Since the publication of this Special Issue, a couple of research articles came out that have strong bearing on some of the addressed topics. For instance, the spectrum of cytoskeletal junctions requiring plectin-mediated orchestration of cortical IF and actomyosin networks for proper performance can meanwhile be expanded to intercellular adherens junctions and desmosomes of epithelial sheets based on the report by Prechova et al. [8]. Their study, showing that defective cytoarchitecture and tensional disequilibrium due to plectin deficiency leads to reduced intercellular cohesion, associated with general destabilization of epithelial cell sheets upon mechanical stress, has high physiological relevance (see also [9]). Along these lines, plectin-mediated IF-actomyosin filament crosstalk was shown to affect autophagosome-lysosome fusion efficiency during macroautophagy under oxidative stress condition [10].

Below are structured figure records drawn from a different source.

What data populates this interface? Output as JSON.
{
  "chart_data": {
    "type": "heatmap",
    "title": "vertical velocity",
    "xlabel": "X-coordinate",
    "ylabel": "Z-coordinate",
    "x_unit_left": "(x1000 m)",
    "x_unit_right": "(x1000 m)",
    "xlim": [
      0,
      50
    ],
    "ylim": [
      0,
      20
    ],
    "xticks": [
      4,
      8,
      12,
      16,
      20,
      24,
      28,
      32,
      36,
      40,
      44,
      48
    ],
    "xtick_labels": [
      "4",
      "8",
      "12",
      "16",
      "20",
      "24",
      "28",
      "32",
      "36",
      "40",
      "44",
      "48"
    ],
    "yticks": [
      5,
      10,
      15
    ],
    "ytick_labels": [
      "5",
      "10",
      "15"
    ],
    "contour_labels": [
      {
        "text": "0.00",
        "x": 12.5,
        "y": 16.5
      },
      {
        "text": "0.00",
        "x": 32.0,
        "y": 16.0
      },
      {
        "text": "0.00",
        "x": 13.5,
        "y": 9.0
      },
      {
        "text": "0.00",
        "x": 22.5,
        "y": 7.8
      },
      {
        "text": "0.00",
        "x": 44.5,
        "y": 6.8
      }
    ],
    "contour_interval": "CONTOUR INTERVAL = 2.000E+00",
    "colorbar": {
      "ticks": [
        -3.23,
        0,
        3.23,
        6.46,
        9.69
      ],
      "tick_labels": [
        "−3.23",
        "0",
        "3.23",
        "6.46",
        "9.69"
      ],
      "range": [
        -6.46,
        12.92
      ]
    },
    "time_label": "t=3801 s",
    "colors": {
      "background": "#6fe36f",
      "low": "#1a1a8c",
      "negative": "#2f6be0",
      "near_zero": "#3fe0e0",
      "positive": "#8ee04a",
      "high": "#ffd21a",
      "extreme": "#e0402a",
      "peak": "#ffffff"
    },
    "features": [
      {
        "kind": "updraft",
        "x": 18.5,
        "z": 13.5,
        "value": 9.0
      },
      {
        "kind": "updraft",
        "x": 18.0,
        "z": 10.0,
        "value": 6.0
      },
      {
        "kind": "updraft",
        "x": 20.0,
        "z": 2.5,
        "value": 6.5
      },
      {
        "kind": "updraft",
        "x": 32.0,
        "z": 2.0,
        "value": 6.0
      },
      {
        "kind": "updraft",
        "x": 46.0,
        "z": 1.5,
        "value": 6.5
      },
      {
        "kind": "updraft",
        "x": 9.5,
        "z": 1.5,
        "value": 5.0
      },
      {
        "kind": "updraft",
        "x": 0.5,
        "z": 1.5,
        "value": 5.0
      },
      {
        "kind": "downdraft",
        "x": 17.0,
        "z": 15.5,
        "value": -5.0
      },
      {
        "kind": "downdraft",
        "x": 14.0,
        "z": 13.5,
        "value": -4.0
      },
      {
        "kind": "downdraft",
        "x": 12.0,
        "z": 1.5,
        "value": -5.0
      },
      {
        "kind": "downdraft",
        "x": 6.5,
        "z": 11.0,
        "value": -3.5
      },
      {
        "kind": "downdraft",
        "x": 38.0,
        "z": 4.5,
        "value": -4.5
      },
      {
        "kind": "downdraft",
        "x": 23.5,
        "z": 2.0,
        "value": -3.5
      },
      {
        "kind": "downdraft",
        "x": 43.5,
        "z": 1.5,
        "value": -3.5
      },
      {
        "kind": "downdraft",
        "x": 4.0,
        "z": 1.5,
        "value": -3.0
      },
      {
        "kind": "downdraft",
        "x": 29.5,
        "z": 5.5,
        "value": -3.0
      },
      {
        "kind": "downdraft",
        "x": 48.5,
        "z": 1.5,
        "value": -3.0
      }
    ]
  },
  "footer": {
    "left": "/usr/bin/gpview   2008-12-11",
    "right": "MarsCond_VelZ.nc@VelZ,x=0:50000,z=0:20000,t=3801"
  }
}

In conclusion, composed of six specialized reviews and one research article, this Special Issue presents an updated overview on plectin-related research, providing new mechanistic insights into plectin’s global role as mediator of cytoskeleton crosstalk and dynamics, and describing its role in disease and emergence as tumor marker and therapeutic target of metastatic cancer cells. We hope that these articles stimulate further research into not yet thoroughly explored territories, such as the nervous system and cartilageous tissues, and inspire the scientific community to develop efficient therapeutic interventions for the multiple plectin-related diseases.